Pluto and Charon. Image: NASA

Pluto – now in color, courtesy of New Horizon

These two dim dots are none other than Pluto, the dwarf plant, and Charon, its largest moon. Though it might not look like much, this is the first ever colored photograph of the two cosmic bodies ever taken. We have NASA’s New Horizons spacecraft to thank for this, which used its Ralph color imager to make the shot from 71 million miles away.

Pluto and Charon. Image: NASA

Pluto and Charon. Image: NASA

Even though this is very exciting, soon enough we’ll be treated to some very impressive photos as the probe gets closer and closer to Pluto, eventually making a flyby on July 17. In the meantime, NASA will release some more photos from the epic journey, as we’ve become used to (thank you, NASA!). Of course, New Horizon won’t stop there. After Pluto, it will delve into the Kuiper Belt –  a region of space filled with trillions of icy bodies, remnants of the early solar system – and beyond.
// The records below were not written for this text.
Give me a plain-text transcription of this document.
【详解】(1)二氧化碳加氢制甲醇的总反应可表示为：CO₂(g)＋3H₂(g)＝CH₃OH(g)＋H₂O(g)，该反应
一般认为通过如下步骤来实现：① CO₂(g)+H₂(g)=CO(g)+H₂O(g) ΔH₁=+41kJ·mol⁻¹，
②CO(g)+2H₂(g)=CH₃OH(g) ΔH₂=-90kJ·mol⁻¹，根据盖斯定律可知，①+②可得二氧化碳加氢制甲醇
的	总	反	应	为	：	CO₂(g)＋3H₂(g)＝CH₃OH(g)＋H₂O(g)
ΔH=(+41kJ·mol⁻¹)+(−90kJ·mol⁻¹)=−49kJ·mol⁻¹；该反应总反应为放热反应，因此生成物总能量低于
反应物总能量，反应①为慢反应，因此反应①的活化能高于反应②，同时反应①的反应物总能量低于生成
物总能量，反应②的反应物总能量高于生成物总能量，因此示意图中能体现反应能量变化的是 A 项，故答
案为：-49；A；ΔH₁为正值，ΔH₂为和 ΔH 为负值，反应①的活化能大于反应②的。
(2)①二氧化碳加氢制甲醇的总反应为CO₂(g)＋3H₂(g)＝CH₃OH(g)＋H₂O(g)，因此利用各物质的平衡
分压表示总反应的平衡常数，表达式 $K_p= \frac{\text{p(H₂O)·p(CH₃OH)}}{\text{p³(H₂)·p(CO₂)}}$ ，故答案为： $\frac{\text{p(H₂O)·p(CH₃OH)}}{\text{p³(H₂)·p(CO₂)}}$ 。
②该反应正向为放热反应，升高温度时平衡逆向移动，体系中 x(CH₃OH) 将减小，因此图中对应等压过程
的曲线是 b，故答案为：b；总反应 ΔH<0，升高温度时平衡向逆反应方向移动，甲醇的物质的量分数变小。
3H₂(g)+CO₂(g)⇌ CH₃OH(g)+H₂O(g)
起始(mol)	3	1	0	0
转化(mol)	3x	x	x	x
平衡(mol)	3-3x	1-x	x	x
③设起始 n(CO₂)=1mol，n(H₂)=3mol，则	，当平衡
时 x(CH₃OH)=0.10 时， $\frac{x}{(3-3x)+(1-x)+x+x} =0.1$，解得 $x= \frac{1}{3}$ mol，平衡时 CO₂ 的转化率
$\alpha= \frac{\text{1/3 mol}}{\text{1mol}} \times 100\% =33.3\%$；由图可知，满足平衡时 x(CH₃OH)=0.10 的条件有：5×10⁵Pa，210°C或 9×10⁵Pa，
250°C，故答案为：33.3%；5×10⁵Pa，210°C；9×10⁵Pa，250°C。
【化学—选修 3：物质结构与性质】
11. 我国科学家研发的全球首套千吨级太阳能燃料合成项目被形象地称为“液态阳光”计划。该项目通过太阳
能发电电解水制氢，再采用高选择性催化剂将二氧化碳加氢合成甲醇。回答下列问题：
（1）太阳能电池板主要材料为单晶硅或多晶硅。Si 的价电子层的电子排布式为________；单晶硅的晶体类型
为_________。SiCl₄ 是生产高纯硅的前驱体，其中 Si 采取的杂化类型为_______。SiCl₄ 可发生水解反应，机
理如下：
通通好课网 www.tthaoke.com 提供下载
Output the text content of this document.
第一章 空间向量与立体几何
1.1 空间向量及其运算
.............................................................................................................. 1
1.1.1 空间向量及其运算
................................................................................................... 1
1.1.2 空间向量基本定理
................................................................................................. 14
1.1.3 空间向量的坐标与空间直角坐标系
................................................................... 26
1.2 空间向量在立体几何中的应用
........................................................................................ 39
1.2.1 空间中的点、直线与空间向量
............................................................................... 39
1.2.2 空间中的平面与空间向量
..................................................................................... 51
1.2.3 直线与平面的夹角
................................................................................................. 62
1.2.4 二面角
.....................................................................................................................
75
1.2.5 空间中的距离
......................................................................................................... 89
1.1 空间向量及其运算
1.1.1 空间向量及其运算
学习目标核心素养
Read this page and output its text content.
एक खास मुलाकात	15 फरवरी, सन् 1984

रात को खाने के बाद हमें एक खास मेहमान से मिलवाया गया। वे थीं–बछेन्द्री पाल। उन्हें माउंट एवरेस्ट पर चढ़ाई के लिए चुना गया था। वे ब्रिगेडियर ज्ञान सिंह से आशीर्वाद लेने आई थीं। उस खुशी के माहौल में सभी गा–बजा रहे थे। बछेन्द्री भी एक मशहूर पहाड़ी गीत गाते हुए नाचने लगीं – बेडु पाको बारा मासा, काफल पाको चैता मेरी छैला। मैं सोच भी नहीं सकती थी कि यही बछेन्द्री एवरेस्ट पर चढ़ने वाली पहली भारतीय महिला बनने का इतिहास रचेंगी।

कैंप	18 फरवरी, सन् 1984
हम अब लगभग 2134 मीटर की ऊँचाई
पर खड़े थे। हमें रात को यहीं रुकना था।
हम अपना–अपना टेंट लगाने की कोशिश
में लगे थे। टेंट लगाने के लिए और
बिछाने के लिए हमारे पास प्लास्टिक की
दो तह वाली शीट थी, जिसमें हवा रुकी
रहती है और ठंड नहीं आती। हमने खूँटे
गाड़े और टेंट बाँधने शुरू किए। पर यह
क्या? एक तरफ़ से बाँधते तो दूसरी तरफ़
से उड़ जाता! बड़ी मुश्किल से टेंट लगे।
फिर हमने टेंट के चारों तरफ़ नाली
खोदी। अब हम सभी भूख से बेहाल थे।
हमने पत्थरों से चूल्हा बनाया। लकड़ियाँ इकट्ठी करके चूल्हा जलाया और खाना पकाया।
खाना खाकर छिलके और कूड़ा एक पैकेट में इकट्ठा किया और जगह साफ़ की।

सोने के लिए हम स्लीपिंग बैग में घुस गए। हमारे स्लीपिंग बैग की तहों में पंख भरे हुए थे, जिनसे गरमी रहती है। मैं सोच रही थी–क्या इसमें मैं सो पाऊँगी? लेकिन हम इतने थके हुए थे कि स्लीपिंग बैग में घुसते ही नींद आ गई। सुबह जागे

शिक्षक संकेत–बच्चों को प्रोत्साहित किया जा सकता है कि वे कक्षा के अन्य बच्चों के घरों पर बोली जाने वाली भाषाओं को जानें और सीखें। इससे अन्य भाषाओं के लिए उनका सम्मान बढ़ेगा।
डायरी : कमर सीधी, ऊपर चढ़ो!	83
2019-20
“It sounds like science fiction but it is not,” said Alan Stern, the mission’s principal investigator, Agence France-Presse reported.

“Three months from today, NASA’s New Horizons spacecraft will make the first exploration of the Pluto system, the Kuiper Belt and the farthest shore of exploration ever reached by humankind,” Stern said.

The 1,000 pound spacecraft was launched nine years ago from Earth and has since made its way through most of the inner solar system, at a pace of about a million miles a day. This makes it the fastest spacecraft ever launched, powered by a plutonium nuclear reactor.

Charon, Pluto’s largest moon, is about the size of Texas. Some papers were published suggesting that the moon might have a thin atmosphere or even a frozen ocean, so it will be very exciting to see what it holds on its surface once New Horizon creeps near.

“There’s no doubt, Charon is a rising star in terms of scientific interest, and we can’t wait to reveal it in detail in July,” said Leslie Young, deputy project scientist, NASA reported.

This montage of New Horizons images shows Jupiter and its volcanic moon Io, and were taken during the spacecraft's Jupiter flyby in early 2007. Image: NASA

This montage of New Horizons images shows Jupiter and its volcanic moon Io, and were taken during the spacecraft’s Jupiter flyby in early 2007. Image: NASA

Previously, New Horizon took some of the most outstanding photos of planets like Neptune or Jupiter, and moons like Io or Europa. The scientific and artistic contribution of the probe is thus invaluable.

“This is pure exploration. We’re going to turn points of light into a planet and a system of moons before your eyes!” Stern said, according to a NASA report.

“Nothing like this has been done in a quarter century and nothing like this is planned by any space agency ever again,” he said.